S'il a un conseil à donner à ses étudiants, c'est de sortir, d'aller prendre l'air. Rien de mieux pour comprendre de quoi le monde est fait. "Les jeunes journalistes ont tendance à rester derrière leur ordinateur, comme si on trouvait tout sur le Web." Il esquisse un geste, du bout des doigts. "Je leur dis : Attention, ce n'est pas le piano qui fait la musique, c'est Mozart. Utilisez vos cinq sens, savourez le monde, vivez-y." Evidemment, l'époque est aux restrictions budgétaires. Les voyages coûtent cher, et on ne déplace pas facilement les reporters "pour voir". Quand on les envoie quelque part, c'est que l'on sait à peu près ce qu'ils vont trouver.

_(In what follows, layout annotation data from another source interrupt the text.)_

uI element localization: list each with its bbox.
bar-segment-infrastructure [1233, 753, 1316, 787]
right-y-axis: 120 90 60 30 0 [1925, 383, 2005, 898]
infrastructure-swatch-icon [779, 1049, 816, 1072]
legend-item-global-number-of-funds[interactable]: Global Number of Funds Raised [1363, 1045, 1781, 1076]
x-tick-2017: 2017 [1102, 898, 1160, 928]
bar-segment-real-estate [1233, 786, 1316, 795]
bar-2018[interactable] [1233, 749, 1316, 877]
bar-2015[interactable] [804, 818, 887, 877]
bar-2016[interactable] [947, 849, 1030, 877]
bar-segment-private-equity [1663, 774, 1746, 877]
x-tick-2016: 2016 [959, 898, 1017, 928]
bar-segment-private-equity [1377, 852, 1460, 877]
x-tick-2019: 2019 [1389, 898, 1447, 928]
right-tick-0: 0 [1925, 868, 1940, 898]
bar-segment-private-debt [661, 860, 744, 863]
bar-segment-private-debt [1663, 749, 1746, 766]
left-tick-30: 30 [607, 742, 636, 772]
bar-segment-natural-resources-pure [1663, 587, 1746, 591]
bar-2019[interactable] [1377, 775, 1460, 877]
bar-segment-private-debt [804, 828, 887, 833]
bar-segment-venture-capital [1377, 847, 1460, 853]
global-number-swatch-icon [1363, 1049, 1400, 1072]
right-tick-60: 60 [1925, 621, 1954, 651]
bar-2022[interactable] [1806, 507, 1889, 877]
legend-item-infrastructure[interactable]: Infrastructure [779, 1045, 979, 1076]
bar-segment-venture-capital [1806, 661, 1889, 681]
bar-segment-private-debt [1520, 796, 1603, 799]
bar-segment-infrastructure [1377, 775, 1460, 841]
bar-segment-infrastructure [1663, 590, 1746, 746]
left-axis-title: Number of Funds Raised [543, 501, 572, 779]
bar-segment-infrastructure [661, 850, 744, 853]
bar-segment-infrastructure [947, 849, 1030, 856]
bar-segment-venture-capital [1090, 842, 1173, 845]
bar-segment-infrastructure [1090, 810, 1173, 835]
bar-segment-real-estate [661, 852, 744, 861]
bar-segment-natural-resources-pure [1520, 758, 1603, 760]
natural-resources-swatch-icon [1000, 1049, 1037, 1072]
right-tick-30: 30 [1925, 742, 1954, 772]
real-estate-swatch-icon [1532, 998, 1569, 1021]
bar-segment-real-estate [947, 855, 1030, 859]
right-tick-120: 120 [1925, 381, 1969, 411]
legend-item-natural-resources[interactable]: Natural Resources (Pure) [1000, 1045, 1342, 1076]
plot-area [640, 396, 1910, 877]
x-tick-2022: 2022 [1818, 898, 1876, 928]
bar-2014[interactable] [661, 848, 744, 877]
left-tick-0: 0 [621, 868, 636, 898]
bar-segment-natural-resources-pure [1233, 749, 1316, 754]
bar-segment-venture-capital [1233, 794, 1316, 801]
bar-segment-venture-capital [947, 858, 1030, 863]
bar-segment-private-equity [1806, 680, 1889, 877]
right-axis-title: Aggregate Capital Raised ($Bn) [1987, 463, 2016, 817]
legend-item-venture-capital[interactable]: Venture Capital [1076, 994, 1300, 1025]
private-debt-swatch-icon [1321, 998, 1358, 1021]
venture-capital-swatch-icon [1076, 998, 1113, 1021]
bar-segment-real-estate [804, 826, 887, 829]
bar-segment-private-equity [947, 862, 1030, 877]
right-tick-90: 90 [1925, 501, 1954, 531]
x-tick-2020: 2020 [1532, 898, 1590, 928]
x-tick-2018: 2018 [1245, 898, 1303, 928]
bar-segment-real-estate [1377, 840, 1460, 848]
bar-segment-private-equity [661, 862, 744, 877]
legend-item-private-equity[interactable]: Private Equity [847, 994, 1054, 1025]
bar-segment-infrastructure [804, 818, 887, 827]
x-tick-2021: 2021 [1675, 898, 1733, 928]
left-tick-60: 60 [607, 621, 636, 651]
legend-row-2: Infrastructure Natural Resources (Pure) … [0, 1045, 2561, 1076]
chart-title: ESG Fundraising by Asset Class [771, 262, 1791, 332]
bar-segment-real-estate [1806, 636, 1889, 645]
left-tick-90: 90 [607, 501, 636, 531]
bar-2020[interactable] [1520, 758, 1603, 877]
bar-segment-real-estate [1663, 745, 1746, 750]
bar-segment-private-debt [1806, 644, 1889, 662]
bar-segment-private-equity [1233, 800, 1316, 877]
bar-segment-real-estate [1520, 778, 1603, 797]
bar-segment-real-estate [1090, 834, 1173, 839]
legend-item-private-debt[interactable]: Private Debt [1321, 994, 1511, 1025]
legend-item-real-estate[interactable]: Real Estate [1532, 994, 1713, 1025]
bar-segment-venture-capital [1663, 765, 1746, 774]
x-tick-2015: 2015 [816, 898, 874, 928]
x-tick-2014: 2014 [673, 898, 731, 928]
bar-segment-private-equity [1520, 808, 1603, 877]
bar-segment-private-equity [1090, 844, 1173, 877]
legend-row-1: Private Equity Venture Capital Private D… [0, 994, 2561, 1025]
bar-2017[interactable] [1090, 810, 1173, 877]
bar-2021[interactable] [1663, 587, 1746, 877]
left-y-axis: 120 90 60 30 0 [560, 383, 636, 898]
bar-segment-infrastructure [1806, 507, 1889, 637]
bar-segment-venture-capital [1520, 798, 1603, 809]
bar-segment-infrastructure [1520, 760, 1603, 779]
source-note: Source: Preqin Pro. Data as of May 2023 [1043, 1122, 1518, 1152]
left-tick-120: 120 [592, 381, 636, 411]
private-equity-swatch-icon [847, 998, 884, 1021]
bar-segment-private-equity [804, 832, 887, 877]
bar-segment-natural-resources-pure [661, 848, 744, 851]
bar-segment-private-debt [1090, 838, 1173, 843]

Pourtant, rien de mieux que les routes à l'écart. Le meilleur exemple, c'est l'article qu'a écrit l'un de ses amis à l'occasion de la mort de John Kennedy. Pendant que les reporters du monde entier se bousculaient le long du cortège, lui est allé voir le fossoyeur. Et c'est au bord de la tombe qu'il a puisé l'un des articles les plus forts à paraître ce jour-là. Encore faudra-t-il qu'il en reste, de ces apprentis journalistes. A Columbia, leur nombre baisse un peu ces derniers temps. Pas étonnant, souligne Pete Hamill : les études coûtent cher, et à la fin ils ne sont pas sûrs detrouver du travail. Tout de même, c'est un beau métier. Pete Hamill l'a pratiqué sans interruption depuis 1960 jusqu'à sa retraite tardive, il y a seulement trois ans. Est-ce que cela lui manque ? "Bof, pas tellement... juste trois ou quatre fois par jour !"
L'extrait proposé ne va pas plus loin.